# Bethak - The Desi Lounge > Teen Talks >  Eight Gifts that Do Not Cost A Cent...

## Try2StopME

*1) THE GIFT OF LISTENING . . .*
But you must REALLY listen. No interrupting, no daydreaming, no planning your response. Just listening.

*2) THE GIFT OF AFFECTION . . .*
Be generous with appropriate hugs, kisses, pats on the back and handholds. Let these small actions demonstrate the love you have for family and friends.

*3) THE GIFT OF LAUGHTER . . .*
Clip cartoons. Share articles and funny stories. Your gift will say, "I love to laugh with you."

*4) THE GIFT OF A WRITTEN NOTE . . .*
It can be a simple "Thanks for the help" note or a full sonnet. A brief, handwritten note may be remembered for a lifetime, and may even change a life.

*5) THE GIFT OF A COMPLIMENT . . .*
A simple and sincere, "You look great in red," "You did a super job" or "That was a wonderful meal" can make someone's day.

*6) THE GIFT OF A FAVOR . . .*
Every day, go out of your way to do something kind.

*7) THE GIFT OF SOLITUDE . . .*
There are times when we want nothing better than to be left alone. Be sensitive to those times and give the gift of solitude to others.
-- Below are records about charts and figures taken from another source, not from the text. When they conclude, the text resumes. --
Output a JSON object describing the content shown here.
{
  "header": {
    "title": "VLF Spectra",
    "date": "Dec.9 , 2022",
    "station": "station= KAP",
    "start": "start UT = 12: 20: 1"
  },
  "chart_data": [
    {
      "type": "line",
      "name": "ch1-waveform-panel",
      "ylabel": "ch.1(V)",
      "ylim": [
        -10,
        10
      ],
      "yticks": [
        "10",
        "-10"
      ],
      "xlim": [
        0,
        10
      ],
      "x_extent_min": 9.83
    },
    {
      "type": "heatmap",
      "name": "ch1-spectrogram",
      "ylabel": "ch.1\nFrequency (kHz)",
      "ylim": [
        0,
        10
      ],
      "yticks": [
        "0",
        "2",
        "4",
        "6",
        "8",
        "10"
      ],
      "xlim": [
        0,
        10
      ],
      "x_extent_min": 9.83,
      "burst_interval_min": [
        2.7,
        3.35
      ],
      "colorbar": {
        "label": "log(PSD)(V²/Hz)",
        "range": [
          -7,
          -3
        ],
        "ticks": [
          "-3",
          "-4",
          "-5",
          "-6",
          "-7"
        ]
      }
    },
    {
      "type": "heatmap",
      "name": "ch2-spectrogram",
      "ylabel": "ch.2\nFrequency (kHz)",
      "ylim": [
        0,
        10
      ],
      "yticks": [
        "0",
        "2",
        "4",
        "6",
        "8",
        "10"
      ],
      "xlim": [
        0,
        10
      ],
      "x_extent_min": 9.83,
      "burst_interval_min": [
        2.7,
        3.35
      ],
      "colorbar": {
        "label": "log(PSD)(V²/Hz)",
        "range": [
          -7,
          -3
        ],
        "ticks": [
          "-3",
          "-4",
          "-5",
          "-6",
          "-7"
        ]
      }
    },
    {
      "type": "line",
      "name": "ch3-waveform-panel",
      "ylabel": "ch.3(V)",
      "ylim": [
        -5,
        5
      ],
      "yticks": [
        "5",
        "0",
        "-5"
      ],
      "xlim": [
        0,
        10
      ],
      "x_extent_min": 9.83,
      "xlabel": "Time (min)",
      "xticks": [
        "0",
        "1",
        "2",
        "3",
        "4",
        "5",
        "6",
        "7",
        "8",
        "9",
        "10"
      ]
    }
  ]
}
*8) THE GIFT OF A CHEERFUL DISPOSITION . . .*
The easiest way to feel good is to extend a kind word to someone, really it's not that hard to say, Hello or Thank You. Friends are a very rare jewel, indeed. They make you smile and encourage you to succeed. They lend an ear, they share a word of praise, and they always want to open their hearts to us.

----------


## RAHEN

these r really true. u always bring valuable topics.
Thanks 4 sharing

----------


## Be happy Keep smiling

No 5 always works with me  :Big Grin:

----------


## DonWit

no.1,2 ,3 5 works for me...

----------


## Kainaat

nice topic  :Smile: 

thanks for sharin  :Smile:

----------